CA 2,842,568 entitled “Apparatus and Method for Perforating a Wellbore Casing, and Method and Apparatus for Fracturing a Formation” published May 29, 2014 teaches inter alia dart members similar to the dart of WO 2013/048810, each dart having a protruding spring-biased profile uniquely sized to engage a similarly-sized annular recess on a plurality of downhole sliding sleeves, and thereby open sliding sleeve, with further means being provided on each of such sliding sleeves to allow the single dart member to further travel downhole and open additional sleeves having similar-sized annular recesses. No collet sleeve is provided, and a non-beveled (non-chamfered) surface on the annular recess of the most downhole sleeve is used to retain the dart from travelling further downhole. Disadvantageously, in comparison to the system as hereinafter described, the configuration of the dart, namely having a spring-biased profile and a cup seal thereon, essentially requires the dart to be virtually solid and thereby permanent obstruction to the wellbore once opening the last of a series of slidable sleeves.

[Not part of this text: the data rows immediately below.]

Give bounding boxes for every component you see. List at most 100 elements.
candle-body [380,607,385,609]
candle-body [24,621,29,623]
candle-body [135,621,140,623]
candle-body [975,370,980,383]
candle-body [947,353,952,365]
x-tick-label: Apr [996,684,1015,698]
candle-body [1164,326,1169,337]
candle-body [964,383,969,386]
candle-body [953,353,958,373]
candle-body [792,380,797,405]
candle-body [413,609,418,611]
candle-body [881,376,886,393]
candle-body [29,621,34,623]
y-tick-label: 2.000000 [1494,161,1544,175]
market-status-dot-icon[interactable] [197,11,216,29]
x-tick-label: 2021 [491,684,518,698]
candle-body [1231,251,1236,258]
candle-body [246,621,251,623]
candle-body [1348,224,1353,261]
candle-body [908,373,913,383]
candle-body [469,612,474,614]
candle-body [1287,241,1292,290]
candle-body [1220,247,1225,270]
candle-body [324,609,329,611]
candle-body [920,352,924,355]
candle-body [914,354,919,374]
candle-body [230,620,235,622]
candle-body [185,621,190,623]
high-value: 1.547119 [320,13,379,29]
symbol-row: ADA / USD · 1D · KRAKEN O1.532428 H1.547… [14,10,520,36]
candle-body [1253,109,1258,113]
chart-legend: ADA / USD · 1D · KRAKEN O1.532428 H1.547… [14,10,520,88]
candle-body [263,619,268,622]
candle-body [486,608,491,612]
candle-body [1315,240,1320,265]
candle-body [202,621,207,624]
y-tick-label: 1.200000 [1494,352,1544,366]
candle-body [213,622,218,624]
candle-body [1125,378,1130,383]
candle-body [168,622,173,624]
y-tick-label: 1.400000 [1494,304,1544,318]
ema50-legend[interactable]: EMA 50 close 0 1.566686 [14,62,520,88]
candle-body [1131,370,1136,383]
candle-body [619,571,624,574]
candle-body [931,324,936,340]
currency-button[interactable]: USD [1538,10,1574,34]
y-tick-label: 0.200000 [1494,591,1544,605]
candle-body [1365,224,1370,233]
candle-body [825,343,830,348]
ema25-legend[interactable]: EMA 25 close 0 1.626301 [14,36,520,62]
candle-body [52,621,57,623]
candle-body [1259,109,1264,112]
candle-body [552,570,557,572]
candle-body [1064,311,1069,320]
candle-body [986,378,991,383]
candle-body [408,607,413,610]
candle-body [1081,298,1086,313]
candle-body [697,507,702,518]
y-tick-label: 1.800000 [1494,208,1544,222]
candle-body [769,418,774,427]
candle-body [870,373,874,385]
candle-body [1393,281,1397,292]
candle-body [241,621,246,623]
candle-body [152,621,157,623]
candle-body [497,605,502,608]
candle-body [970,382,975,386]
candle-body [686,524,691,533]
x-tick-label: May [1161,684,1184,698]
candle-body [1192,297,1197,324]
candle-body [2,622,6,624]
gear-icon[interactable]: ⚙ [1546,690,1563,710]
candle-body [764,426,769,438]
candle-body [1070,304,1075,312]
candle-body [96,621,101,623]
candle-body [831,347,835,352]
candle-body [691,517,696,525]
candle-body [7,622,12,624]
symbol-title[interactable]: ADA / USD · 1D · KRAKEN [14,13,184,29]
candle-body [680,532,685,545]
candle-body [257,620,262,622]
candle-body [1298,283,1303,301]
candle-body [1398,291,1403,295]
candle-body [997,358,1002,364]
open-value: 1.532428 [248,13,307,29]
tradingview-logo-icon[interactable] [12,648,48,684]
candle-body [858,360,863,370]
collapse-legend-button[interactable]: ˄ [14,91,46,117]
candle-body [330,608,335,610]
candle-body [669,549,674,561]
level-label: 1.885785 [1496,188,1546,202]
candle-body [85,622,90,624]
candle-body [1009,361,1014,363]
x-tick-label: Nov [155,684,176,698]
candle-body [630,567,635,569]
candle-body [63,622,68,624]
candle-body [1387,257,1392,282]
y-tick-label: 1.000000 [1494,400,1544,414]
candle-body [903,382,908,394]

If additional uphole sleeves are desired to be actuated using a second dart (having a narrower protruding spring-biased profile than the first dart used), the first dart must be installed using a locator tool and thereafter retrieved, after actuating a plurality of sleeves and associated ports using such tool, as shown in FIGS. 9A-9D. Such a system involves use of extensive equipment from surface and the need of a bypass port that need by opened and closed to allow effective operation including insertion and withdrawal of the locator tool. These steps and features complicate the operation of such prior art system and add to expense and time.
A need exists for an effective and simpler system which does away with tools from surface for opening production tubing for use after actuation of such ports.